Note the scoring for folding the spider:
Rather than cutting out the entire spider and trying to fold up its spindly legs without accidents, the paper is cut away a bit at a time during the folding to provide something to grip, and make proper alignment easier.
Cut away the Vees of two opposing halves as shown:
Glue the first doubling fold, using the Vees to aid alignment:
Do the same for the other halves:
Cut away the last two remaining Vees and fold and glue:
At this point let the spider cure several minutes until the glue is really dry, otherwise the final trimming might pull the legs asunder.
When dry, cut away the last of the waste, then trim the legs thinner and with a little taper. The spider is printed thick in order to provide something to hang onto during the gluing - but it needs to be thin enough to slide into the propellor blades when finally trimmed (the little bugger is quite a bit smaller than an inch across, so this trimming is a bit of a delicate exercise):
Now glue the first blade onto the spider, and take care on two points:
1. Don't run the blade clear down the leg - leave enough clearance for the root collars of the other blades.
2. Give the blade some pitch relative to the spider (look down the length of the blade from the tip to set the pitch.
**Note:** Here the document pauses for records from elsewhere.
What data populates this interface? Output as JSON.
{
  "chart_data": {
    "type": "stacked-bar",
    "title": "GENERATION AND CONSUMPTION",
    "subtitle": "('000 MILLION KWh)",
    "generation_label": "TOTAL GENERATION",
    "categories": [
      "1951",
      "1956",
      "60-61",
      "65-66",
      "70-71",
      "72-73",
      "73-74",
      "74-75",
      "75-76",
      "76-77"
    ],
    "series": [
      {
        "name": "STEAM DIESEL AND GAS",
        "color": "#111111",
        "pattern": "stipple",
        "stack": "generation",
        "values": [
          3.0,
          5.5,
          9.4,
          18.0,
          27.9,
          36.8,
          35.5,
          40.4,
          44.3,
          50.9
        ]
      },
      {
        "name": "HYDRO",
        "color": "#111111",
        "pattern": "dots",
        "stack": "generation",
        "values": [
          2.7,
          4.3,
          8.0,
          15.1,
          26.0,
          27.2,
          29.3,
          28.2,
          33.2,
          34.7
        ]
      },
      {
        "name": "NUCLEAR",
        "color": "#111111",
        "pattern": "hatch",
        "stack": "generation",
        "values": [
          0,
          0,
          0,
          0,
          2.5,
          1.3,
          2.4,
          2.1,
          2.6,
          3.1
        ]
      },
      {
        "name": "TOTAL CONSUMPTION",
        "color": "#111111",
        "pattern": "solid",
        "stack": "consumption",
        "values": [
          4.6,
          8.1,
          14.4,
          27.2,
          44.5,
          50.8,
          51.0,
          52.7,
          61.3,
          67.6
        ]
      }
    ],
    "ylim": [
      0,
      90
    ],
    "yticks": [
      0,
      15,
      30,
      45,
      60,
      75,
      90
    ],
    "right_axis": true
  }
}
About 20 degrees works well.
Let this assembly dry before moving on to the other blades.
When the other blades have been properly attached with their pitch set, your prop is finally down to one piece and looking more real with every step.
While I don't show it in the assembly photos, right now is the perfect time to glue a sewing pin through the center as a propshaft, if you want to have a spinning propellor.